Realizing wedges of Moore spaces as classifying spaces of finite semigroups
Aris Martinian, Benjamin Steinberg
TL;DR
The paper advances the conjecture that finite simply connected CW complexes can be realized as classifying spaces of finite semigroups by showing that every finite wedge of Moore spaces $M(A_n,n)$ with finitely generated abelian groups $A_n$ is homotopy equivalent to $BM$ for some finite monoid $M$, using a wedge-closure strategy based on suspensions and minimal-ideal rectangular bands. A key technical achievement is the explicit construction of finite monoids realizing Moore spaces $M(C,2)$ for cyclic groups $C$, together with a general method to realize wedge sums of such spaces via a finite monoid $S$ whose minimal ideal remains a rectangular band.

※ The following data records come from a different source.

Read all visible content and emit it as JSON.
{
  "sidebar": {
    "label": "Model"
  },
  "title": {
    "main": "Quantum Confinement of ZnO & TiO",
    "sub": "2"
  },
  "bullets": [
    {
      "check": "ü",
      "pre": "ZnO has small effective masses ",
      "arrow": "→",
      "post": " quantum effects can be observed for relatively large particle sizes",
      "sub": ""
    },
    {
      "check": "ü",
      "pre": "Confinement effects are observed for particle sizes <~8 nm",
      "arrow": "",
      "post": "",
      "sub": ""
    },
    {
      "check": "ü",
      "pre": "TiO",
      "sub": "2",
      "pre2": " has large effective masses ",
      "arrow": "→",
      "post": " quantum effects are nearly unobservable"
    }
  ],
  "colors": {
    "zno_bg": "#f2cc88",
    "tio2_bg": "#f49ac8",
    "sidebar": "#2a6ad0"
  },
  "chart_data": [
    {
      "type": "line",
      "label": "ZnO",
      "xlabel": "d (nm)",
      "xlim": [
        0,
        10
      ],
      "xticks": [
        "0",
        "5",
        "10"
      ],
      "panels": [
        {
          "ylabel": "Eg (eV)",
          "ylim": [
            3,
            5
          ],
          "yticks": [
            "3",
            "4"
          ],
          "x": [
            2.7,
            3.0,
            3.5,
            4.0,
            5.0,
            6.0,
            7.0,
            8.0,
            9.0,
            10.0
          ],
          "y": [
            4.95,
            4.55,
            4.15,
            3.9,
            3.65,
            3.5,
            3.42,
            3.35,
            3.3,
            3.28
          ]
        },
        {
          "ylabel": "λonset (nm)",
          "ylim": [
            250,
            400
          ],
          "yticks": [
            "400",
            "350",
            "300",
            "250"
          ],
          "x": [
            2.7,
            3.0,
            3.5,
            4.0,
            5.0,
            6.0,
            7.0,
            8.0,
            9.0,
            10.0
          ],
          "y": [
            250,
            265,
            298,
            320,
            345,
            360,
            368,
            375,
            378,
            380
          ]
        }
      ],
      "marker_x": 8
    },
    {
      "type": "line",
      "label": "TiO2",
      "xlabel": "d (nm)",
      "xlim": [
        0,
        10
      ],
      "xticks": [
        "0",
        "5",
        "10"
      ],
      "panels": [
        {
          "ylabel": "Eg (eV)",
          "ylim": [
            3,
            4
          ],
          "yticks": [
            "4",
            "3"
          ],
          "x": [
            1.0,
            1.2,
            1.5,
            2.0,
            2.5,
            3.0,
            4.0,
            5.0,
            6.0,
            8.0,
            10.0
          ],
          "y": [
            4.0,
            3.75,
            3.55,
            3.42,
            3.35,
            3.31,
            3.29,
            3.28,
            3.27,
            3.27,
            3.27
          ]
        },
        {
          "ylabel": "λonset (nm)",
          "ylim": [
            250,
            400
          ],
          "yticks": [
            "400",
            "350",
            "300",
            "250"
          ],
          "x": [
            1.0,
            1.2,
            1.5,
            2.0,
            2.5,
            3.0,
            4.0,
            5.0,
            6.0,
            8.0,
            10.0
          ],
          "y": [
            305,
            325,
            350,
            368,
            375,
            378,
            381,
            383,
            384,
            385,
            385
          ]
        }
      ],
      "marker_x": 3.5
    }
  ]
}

The paper also develops an algebraic framework to study global dimension and homology of regular and von Neumann regular monoids, proving finiteness or vanishing results for homology in high degrees and answering several questions from homotopy small about the homology of bands and related monoid algebras. Overall, the results substantially extend the range of topological types realizable as classifying spaces of finite semigroups and provide tools to analyze their (co)homological properties.
Abstract
Fiedorowicz suggested that it was likely that every finite simply connected CW complex is homotopy equivalent to the classifying space of a finite semigroup. We prove that every finite wedge of simply connected Moore spaces of finitely generated abelian groups is homotopy equivalent to the classifying space of a finite semigroup. Consequently, homology groups alone cannot preclude a finite simply connected CW complex from being homotopy equivalent to the classifying space of a finite semigroup.